“For a homosexual, the best moment of love is likely to be when the lover leaves in the taxi. It is when the act is over and the boy is gone that one begins to dream about the warmth of his body, the quality of his smile, the tone of his voice. It is the recollection rather than the anticipation of the act that assumes a primary importance in homosexual relations. […] The homosexual imagination is for the most part concerned with reminiscing about the act rather than anticipating it.” – Michel Foucault
I begin this post with a well-known quote by Foucault because I was reminded of it while watching Andrew Haigh’s achingly felt Weekend (2011), in which a one-night stand between two young gay Englishmen becomes a weekend-long romance. As in Richard Linklater’s Before Sunrise (1995), the love affair is stamped with an expiration date from the outset: Glen (Chris New, pictured left) is scheduled to depart for the U.S. on Sunday afternoon.
Does—or should—gay romance exist only in the present, unhampered by past traumas, unconcerned with the burden of futurity? It’s a question that queer theorists from Lee Edelman to José Esteban Muñoz have taken up in recent years and that Weekend eloquently dramatizes. The film is a paean to the meaningfulness and power of a bond that both of the lovers know to be ephemeral: the memory of their weekend will be more perfect than a lifetime spent together. As Foucault proposes, memory holds a particular power within homosexual subjectivity and is perhaps even more powerful than experience itself.

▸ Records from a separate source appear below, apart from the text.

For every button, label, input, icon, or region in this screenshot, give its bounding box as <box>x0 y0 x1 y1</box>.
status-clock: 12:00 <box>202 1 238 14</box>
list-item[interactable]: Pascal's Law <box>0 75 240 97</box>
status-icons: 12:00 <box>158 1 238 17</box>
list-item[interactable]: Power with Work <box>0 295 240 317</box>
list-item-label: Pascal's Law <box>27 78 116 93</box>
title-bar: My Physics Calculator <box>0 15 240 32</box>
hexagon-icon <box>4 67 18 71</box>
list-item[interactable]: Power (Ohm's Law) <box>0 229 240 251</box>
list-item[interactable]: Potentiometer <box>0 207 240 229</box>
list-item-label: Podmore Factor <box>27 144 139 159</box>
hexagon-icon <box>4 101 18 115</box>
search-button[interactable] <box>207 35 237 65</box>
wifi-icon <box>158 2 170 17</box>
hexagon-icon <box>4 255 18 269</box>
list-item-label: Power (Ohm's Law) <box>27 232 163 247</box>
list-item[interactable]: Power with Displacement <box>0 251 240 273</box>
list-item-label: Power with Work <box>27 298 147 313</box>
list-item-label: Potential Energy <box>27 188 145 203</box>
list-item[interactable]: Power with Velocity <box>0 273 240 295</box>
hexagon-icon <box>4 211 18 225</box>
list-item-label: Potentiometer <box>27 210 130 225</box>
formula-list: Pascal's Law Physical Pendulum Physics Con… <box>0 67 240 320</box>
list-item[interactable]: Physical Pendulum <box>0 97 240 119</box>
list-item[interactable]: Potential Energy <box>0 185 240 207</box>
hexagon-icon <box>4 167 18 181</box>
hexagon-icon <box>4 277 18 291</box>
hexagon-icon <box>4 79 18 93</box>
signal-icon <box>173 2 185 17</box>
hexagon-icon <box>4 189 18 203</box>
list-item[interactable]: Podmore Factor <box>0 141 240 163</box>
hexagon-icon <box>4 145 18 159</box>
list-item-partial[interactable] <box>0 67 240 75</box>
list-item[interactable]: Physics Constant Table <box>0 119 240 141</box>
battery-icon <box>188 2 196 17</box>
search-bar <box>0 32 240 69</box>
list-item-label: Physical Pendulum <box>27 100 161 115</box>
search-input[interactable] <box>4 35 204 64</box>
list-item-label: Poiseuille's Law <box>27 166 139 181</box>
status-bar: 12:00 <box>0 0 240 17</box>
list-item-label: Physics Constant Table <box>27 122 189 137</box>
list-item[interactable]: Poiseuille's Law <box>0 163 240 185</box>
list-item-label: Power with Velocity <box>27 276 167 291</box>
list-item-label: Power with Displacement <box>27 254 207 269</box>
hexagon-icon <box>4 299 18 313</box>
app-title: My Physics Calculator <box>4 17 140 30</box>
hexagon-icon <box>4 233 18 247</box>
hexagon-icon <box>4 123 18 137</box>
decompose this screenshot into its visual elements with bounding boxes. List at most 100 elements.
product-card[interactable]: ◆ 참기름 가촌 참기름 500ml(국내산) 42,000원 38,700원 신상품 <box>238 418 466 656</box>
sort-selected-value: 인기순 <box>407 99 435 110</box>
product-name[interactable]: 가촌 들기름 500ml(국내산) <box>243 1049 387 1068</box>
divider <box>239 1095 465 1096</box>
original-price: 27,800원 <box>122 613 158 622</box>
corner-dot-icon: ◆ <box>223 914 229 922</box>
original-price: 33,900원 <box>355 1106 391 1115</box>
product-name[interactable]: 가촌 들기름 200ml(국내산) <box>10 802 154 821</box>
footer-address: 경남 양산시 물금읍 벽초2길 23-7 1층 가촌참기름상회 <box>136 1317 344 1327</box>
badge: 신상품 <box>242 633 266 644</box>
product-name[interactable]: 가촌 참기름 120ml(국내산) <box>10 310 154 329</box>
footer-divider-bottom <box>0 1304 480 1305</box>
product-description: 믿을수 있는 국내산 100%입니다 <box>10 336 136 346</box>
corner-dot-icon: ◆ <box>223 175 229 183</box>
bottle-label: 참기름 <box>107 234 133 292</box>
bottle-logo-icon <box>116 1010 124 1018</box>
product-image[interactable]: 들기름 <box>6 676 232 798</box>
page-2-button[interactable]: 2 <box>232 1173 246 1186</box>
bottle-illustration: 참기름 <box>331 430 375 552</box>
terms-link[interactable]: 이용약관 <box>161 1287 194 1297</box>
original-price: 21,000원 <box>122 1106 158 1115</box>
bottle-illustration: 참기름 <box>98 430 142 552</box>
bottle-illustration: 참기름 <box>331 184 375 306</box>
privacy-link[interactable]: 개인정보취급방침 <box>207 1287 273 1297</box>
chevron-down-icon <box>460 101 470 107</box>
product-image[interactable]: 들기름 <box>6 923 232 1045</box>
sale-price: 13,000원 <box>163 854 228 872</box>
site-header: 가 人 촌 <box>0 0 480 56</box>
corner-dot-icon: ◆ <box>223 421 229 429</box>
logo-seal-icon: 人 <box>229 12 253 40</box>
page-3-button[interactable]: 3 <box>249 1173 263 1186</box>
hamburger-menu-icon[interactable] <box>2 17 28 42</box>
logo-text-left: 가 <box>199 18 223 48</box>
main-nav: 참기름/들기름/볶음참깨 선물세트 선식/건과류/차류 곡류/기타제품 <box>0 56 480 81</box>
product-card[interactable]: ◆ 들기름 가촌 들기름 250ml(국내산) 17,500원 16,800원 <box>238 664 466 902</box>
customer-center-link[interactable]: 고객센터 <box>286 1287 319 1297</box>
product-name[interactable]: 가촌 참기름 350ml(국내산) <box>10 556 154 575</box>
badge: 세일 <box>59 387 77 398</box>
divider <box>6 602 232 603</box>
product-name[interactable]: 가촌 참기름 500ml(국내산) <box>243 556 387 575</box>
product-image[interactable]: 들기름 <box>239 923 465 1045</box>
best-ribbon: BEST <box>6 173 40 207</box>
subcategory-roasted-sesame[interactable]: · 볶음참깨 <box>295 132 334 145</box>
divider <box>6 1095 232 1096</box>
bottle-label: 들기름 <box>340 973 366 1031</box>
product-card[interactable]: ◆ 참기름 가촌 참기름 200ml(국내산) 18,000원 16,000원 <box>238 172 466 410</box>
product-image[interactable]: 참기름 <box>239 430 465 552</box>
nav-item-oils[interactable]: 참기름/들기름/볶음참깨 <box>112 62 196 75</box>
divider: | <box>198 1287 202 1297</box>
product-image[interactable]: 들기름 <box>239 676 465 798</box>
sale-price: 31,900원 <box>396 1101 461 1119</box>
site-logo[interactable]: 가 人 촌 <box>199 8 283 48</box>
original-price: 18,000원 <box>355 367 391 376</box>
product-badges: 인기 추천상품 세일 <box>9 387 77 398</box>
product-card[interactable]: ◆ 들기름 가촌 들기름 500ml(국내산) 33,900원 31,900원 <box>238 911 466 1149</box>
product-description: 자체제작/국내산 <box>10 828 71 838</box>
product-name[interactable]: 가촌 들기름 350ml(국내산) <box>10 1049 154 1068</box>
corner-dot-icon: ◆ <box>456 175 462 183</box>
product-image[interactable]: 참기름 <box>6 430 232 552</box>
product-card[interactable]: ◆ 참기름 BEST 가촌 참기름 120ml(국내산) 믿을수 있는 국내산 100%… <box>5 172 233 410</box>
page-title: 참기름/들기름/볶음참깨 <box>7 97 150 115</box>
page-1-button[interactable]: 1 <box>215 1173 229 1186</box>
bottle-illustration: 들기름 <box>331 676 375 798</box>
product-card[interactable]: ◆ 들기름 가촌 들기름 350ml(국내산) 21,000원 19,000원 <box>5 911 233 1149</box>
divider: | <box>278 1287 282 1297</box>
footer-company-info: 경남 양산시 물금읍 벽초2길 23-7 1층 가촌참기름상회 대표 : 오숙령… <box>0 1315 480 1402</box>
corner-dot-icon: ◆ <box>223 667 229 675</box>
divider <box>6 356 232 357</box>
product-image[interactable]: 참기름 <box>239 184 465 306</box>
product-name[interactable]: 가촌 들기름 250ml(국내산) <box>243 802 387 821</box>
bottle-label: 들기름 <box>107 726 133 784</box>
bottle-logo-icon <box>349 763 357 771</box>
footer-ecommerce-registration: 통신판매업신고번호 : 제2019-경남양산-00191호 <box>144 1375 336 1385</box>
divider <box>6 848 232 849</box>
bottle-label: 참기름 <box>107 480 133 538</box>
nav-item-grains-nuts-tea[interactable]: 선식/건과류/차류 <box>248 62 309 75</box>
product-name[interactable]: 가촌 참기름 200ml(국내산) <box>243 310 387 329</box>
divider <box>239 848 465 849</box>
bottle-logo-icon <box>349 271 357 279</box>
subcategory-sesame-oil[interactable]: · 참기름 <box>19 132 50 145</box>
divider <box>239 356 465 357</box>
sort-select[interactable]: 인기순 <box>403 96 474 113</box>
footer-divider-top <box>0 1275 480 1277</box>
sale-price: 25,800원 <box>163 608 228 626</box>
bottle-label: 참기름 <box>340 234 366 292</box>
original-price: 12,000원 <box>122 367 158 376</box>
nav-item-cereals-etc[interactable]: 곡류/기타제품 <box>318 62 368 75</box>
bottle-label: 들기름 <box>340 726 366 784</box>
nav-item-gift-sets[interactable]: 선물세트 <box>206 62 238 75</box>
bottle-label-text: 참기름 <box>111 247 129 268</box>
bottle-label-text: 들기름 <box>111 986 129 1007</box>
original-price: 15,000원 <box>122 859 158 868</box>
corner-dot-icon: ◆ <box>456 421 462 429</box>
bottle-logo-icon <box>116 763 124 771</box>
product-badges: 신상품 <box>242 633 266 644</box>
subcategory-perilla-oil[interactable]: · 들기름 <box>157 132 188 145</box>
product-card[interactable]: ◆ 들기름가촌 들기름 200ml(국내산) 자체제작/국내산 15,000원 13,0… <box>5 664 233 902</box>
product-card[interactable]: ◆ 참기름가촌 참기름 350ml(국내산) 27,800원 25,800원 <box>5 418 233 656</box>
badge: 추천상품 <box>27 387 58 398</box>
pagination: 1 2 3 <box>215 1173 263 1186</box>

Even before they meet, Glen and Russell are already involved in separate projects of memorialization. Glen carries around a tape recorder to collect the testimonies of his sexual partners, which he intends to make into an art piece; Russell keeps track of his own sexual partners in a kind of logbook that doubles as an outlet for fantasies, fears, and daydreams related to his own homosexuality. The film suggests, then, that sex and romance—particularly as they are practiced within the world of gay men—always entail a certain amount of backward-glancing. It’s within the context of this idea that Glen’s final gesture to Russell becomes so emotionally powerful. In giving Russell back the tape recorder that contains his own morning-after “confession,” Glen has not only sanctified their relationship by removing it from public circulation; he has effectively given away to Russell his own souvenir of their time together. It’s a more intimate act even than sex. If, as Foucault claims, the remembrance of things past is even more satisfying than the anticipation of those to come, then in giving away the recording Glen has sacrificed a piece of his own satisfaction in order that Russell’s might increase. A beautiful ending, and the perfect note on which to end this hugely enjoyable blog project.